Transformer

class opennmt.models.Transformer(*args, **kwargs)[source]

Attention-based sequence-to-sequence model as described in https://arxiv.org/abs/1706.03762.

Inherits from: opennmt.models.SequenceToSequence

Extended by:

__init__(source_inputter=None, target_inputter=None, num_layers=6, num_units=512, num_heads=8, ffn_inner_dim=2048, dropout=0.1, attention_dropout=0.1, ffn_dropout=0.1, ffn_activation=<function relu>, mha_bias=True, position_encoder_class=<class 'opennmt.layers.position.SinusoidalPositionEncoder'>, share_embeddings=0, share_encoders=False, maximum_relative_position=None, attention_reduction=MultiHeadAttentionReduction.FIRST_HEAD_LAST_LAYER, pre_norm=True, output_layer_bias=True)[source]

Initializes a Transformer model.

Parameters
  • source_inputter – A opennmt.inputters.Inputter to process the source data. If this inputter returns parallel inputs, a multi source Transformer architecture will be constructed. Defaults to a opennmt.inputters.WordEmbedder with num_units as embedding size.

  • target_inputter – A opennmt.inputters.Inputter to process the target data. Currently, only the opennmt.inputters.WordEmbedder is supported. Defaults to a opennmt.inputters.WordEmbedder with num_units as embedding size.

  • num_layers – The number of layers or a 2-tuple with the number of encoder layers and decoder layers.

  • num_units – The number of hidden units.

  • num_heads – The number of heads in each self-attention layers.

  • ffn_inner_dim – The inner dimension of the feed forward layers.

  • dropout – The probability to drop units in each layer output.

  • attention_dropout – The probability to drop units from the attention.

  • ffn_dropout – The probability to drop units from the ReLU activation in the feed forward layer.

  • ffn_activation – The activation function to apply between the two linear transformations of the feed forward layer.

  • mha_bias – Add bias after linear layers in the multi-head attention.

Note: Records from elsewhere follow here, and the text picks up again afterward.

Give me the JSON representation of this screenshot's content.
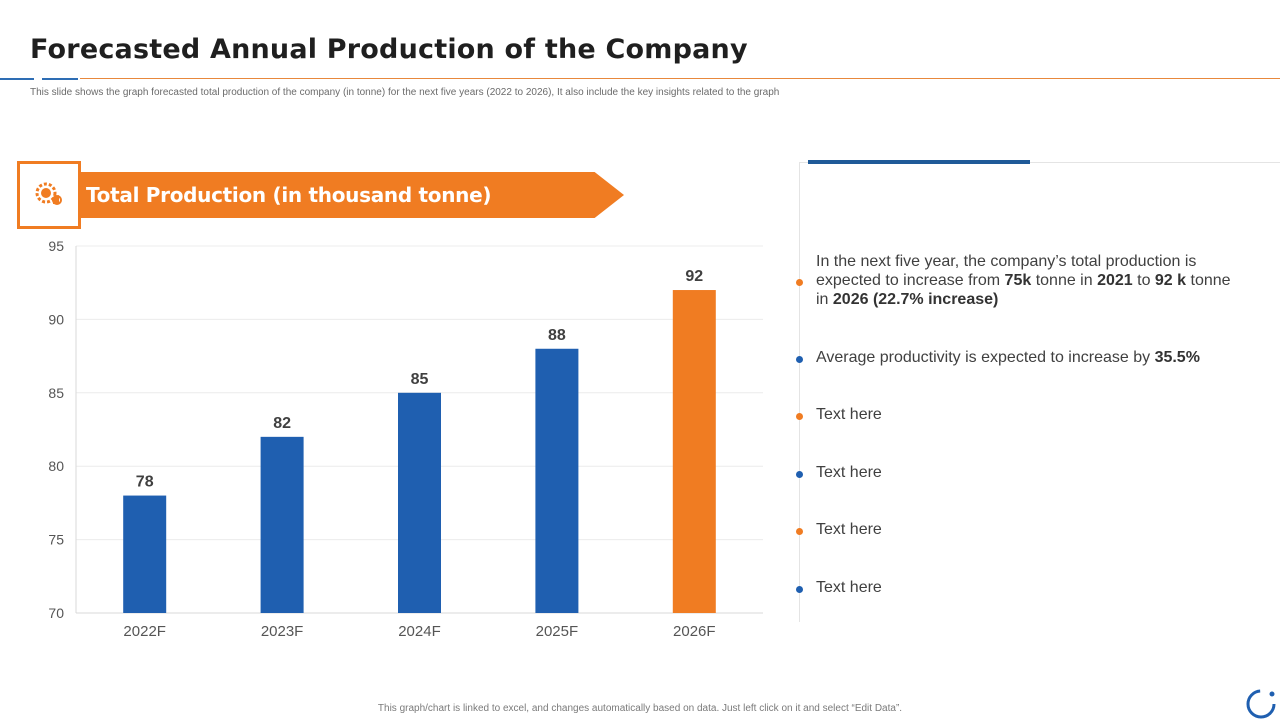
{
  "page": {
    "title": "Forecasted Annual Production of the Company",
    "subtitle": "This slide shows the graph forecasted total production of the company (in tonne) for the next five years (2022 to 2026), It also include the key insights related to the graph",
    "banner": "Total Production (in thousand tonne)",
    "banner_icon": "gear-production-icon",
    "footer": "This graph/chart is linked to excel, and changes automatically based on data. Just left click on it and select “Edit Data”."
  },
  "colors": {
    "accent": "#f07c22",
    "primary": "#1f5fb0",
    "highlight": "#f07c22"
  },
  "chart_data": {
    "type": "bar",
    "title": "Total Production (in thousand tonne)",
    "categories": [
      "2022F",
      "2023F",
      "2024F",
      "2025F",
      "2026F"
    ],
    "values": [
      78,
      82,
      85,
      88,
      92
    ],
    "ylim": [
      70,
      95
    ],
    "yticks": [
      70,
      75,
      80,
      85,
      90,
      95
    ],
    "data_labels": [
      "78",
      "82",
      "85",
      "88",
      "92"
    ],
    "bar_colors": [
      "#1f5fb0",
      "#1f5fb0",
      "#1f5fb0",
      "#1f5fb0",
      "#f07c22"
    ],
    "grid": true
  },
  "insights": [
    {
      "color": "#f07c22",
      "segments": [
        {
          "t": "In the next five year, the company’s total production is expected to increase from ",
          "b": false
        },
        {
          "t": "75k",
          "b": true
        },
        {
          "t": " tonne in ",
          "b": false
        },
        {
          "t": "2021",
          "b": true
        },
        {
          "t": " to ",
          "b": false
        },
        {
          "t": "92 k",
          "b": true
        },
        {
          "t": " tonne in ",
          "b": false
        },
        {
          "t": "2026 (22.7% increase)",
          "b": true
        }
      ]
    },
    {
      "color": "#1f5fb0",
      "segments": [
        {
          "t": "Average productivity is expected to increase by ",
          "b": false
        },
        {
          "t": "35.5%",
          "b": true
        }
      ]
    },
    {
      "color": "#f07c22",
      "segments": [
        {
          "t": "Text here",
          "b": false
        }
      ]
    },
    {
      "color": "#1f5fb0",
      "segments": [
        {
          "t": "Text here",
          "b": false
        }
      ]
    },
    {
      "color": "#f07c22",
      "segments": [
        {
          "t": "Text here",
          "b": false
        }
      ]
    },
    {
      "color": "#1f5fb0",
      "segments": [
        {
          "t": "Text here",
          "b": false
        }
      ]
    }
  ]
}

  • position_encoder_class – The opennmt.layers.PositionEncoder class to use for position encoding (or a callable that returns an instance).

  • share_embeddings – Level of embeddings sharing, see opennmt.models.EmbeddingsSharingLevel for possible values.

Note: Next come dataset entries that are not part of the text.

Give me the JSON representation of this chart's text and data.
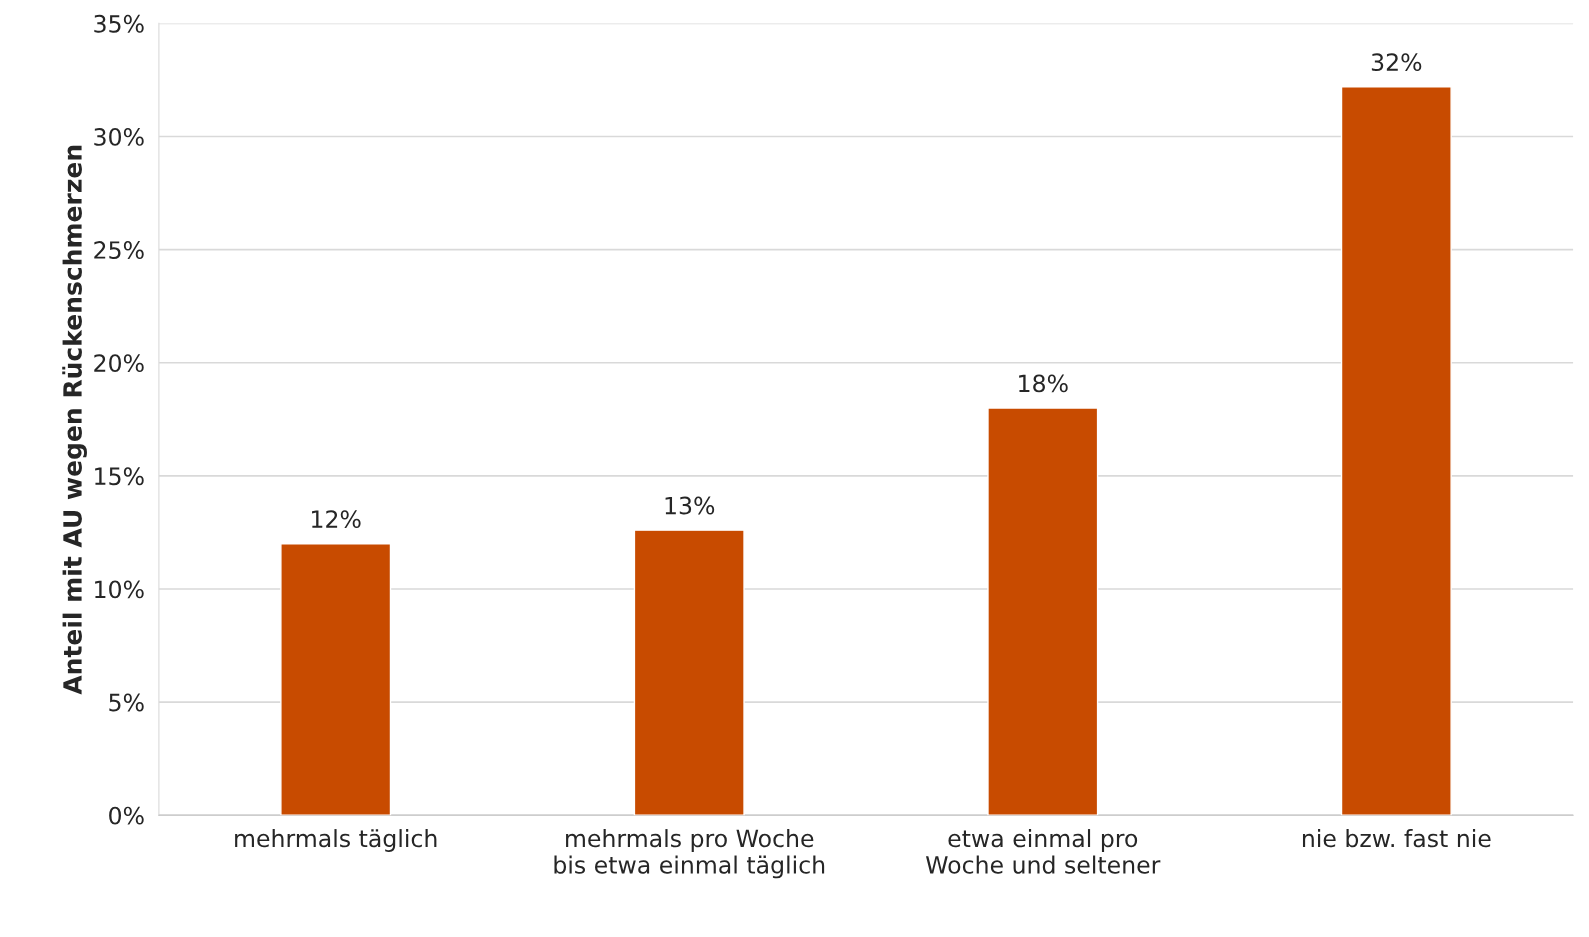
{
  "chart_data": {
    "type": "bar",
    "ylabel": "Anteil mit AU wegen Rückenschmerzen",
    "categories": [
      "mehrmals täglich",
      "mehrmals pro Woche\nbis etwa einmal täglich",
      "etwa einmal pro\nWoche und seltener",
      "nie bzw. fast nie"
    ],
    "values": [
      12,
      12.6,
      18,
      32.2
    ],
    "value_labels": [
      "12%",
      "13%",
      "18%",
      "32%"
    ],
    "color": "#c84b00",
    "ylim": [
      0,
      35
    ],
    "yticks": [
      {
        "value": 0,
        "label": "0%"
      },
      {
        "value": 5,
        "label": "5%"
      },
      {
        "value": 10,
        "label": "10%"
      },
      {
        "value": 15,
        "label": "15%"
      },
      {
        "value": 20,
        "label": "20%"
      },
      {
        "value": 25,
        "label": "25%"
      },
      {
        "value": 30,
        "label": "30%"
      },
      {
        "value": 35,
        "label": "35%"
      }
    ],
    "grid": "y"
  }
}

  • share_encoders – In case of multi source architecture, whether to share the separate encoders parameters or not.

  • maximum_relative_position – Maximum relative position representation (from https://arxiv.org/abs/1803.02155).

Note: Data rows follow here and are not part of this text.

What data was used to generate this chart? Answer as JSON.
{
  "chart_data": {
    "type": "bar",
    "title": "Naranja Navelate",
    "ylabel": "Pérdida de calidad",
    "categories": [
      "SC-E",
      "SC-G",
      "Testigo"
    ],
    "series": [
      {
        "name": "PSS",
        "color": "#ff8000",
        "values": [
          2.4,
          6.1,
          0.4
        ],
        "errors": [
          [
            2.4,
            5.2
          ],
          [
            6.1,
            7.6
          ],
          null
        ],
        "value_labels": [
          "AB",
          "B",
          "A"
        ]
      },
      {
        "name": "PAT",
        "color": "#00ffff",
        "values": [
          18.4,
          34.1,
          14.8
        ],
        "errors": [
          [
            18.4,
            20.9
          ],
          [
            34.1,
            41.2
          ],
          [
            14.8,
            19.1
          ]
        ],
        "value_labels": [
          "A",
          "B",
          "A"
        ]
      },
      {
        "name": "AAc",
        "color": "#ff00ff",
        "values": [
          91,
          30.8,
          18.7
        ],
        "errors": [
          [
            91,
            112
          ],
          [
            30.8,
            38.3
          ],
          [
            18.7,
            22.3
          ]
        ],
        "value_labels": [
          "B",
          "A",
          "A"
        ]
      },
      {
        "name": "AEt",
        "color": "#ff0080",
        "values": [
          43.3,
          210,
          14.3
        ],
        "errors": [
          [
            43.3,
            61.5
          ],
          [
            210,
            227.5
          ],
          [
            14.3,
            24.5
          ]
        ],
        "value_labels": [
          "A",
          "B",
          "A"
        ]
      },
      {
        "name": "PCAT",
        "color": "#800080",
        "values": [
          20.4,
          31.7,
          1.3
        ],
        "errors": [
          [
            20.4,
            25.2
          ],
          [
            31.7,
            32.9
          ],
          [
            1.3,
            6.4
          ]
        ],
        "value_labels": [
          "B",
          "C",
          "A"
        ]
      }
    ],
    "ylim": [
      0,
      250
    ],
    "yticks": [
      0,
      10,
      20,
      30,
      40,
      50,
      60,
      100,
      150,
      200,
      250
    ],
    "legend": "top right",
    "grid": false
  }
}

  • attention_reduction – A opennmt.layers.MultiHeadAttentionReduction value to specify how to reduce target-source multi-head attention matrices.

  • pre_norm – If True, layer normalization is applied before each sub-layer. Otherwise it is applied after. The original paper uses pre_norm=False, but the authors later suggested that pre_norm=True “seems better for harder-to-learn models, so it should probably be the default.”

  • output_layer_bias – Add bias after the output layer.

auto_config(num_replicas=1)[source]

Returns automatic configuration values specific to this model.

Parameters

num_replicas – The number of synchronous model replicas used for the training.

Returns

A partial training configuration.

map_v1_weights(weights)[source]

Maps current weights to V1 weights.

Parameters

weights – A nested dictionary following the scope names used in V1. The leaves are tuples with the variable value and optionally the optimizer slots.

Returns

A list of tuples associating variables and their V1 equivalent.